Brought down from the Mayans to moedern Mexicans, South Texans are the only region that knows that Chaya exists. Researchers say that this plant contains powerful doses of vitamins, proteins and minerals. Other research shows that the Chaya plant provides mega amounts of vitamins! Other people that have used the plant have had good results in weight loss, depression, dry skin and circulation. While some even claim to have better sex when eating the leaves and making of tea of it’s leaves.
The National Institute of Nutrition in Mexico City says that ingesting Chaya will:
Improve blood circulation
Improve memory and brain function
Calm stressed veins
Help lower cholesterol
Help reduce weight
Combats diabetes and arthritis
I always enjoy growing unusual plants that you don’t see everywhere! The best part about growing it, is just how easy it is to grow. Mine has trippled in size in two months.It is also know as “Tree Spinach,”and is best to grow it in a pot, to protect it during the Winter months. It will grow to about 6 feet tall and cutting it, encourages new growth.
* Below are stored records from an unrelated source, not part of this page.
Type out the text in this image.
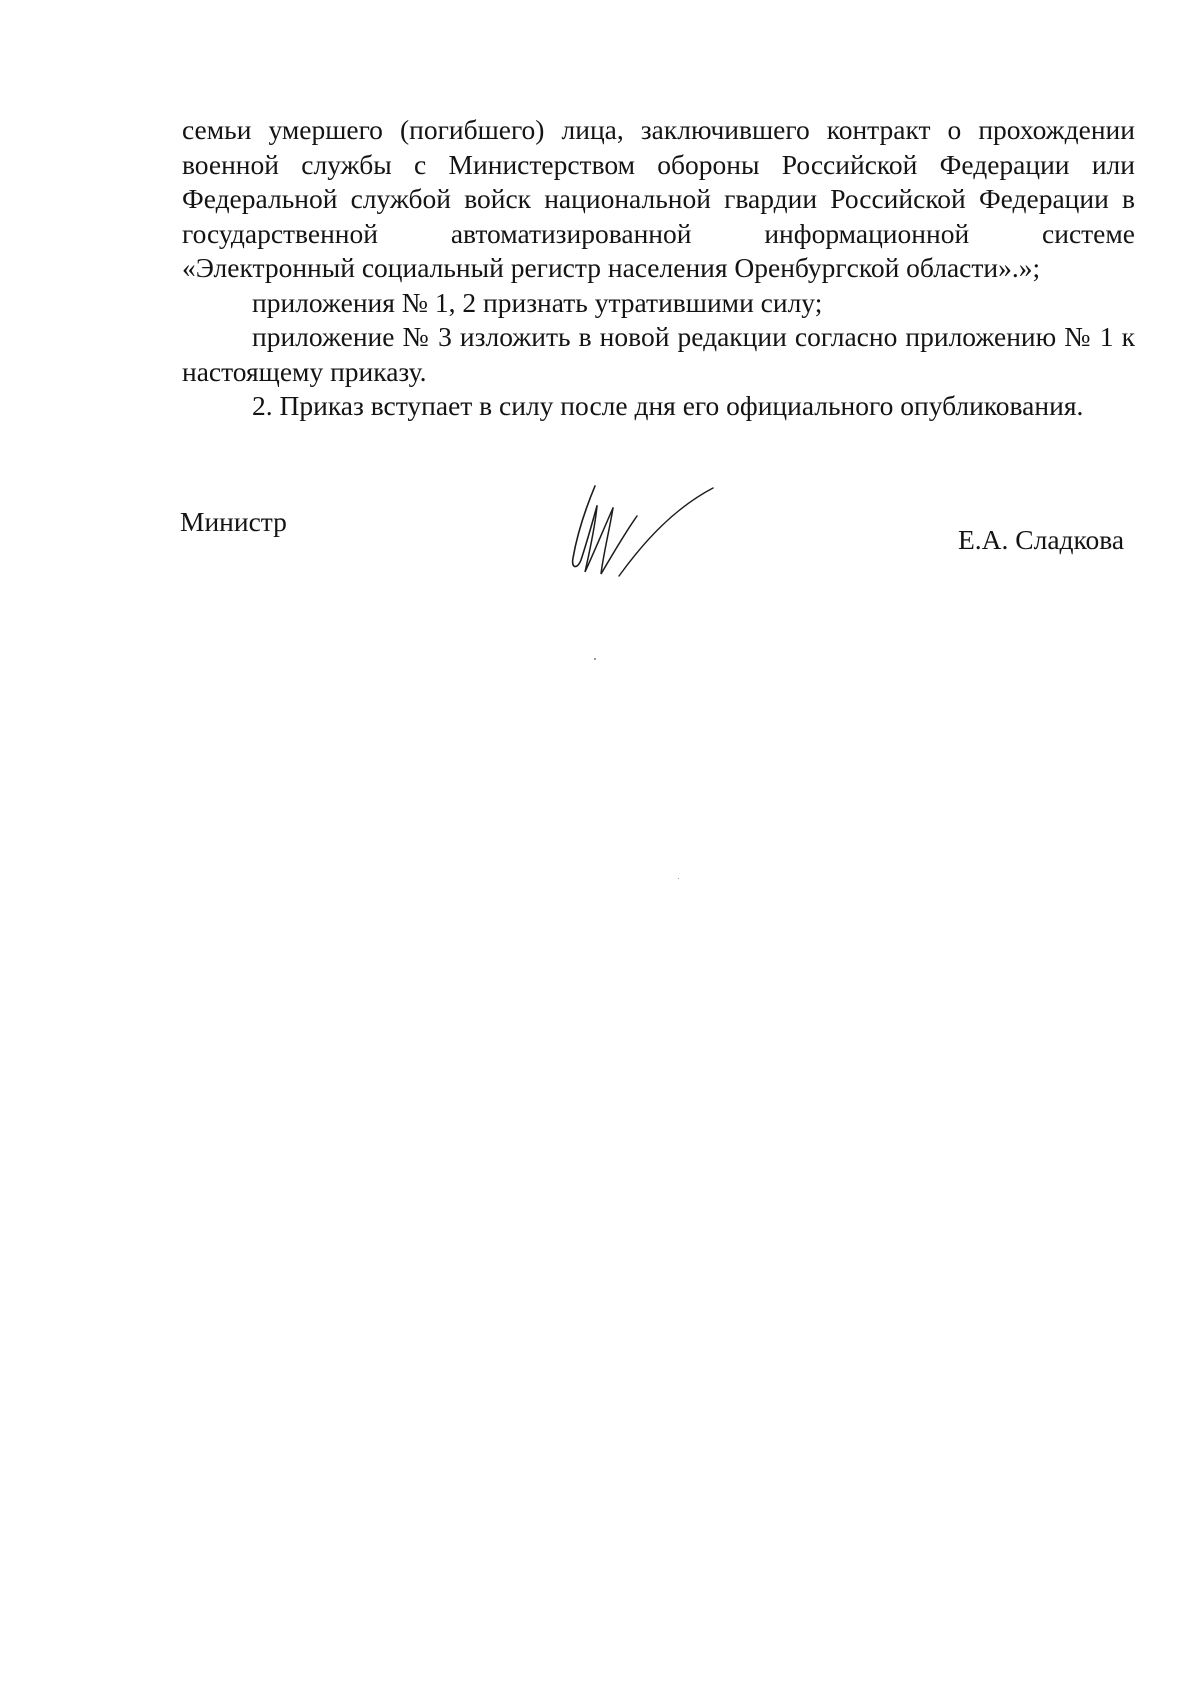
семьи умершего (погибшего) лица, заключившего контракт о прохождении
военной службы с Министерством обороны Российской Федерации или
Федеральной службой войск национальной гвардии Российской Федерации в
государственной автоматизированной информационной системе
«Электронный социальный регистр населения Оренбургской области».»;

приложения № 1, 2 признать утратившими силу;

приложение № 3 изложить в новой редакции согласно приложению № 1 к настоящему приказу.

2. Приказ вступает в силу после дня его официального опубликования.

Министр

Е.А. Сладкова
The are bland, so you will want to add them to soups, casseroles, spaghetti sauces, salads and salsas. It is richer in iron than spinach!
TO MAKE A SIMPLE CHAYA Tea, boil a gallon of water, and steep 4 or 5 Chaya leaves with a couple of bags of black tea in a glass pitcher or jar. Do not use aluminum containers, as it can cause a toxic reaction, causing diarrhea.
The leaves should be boiled for five minutes before consuming, because they contain cyanogenic glycosides, which can cause cyanide poisoning.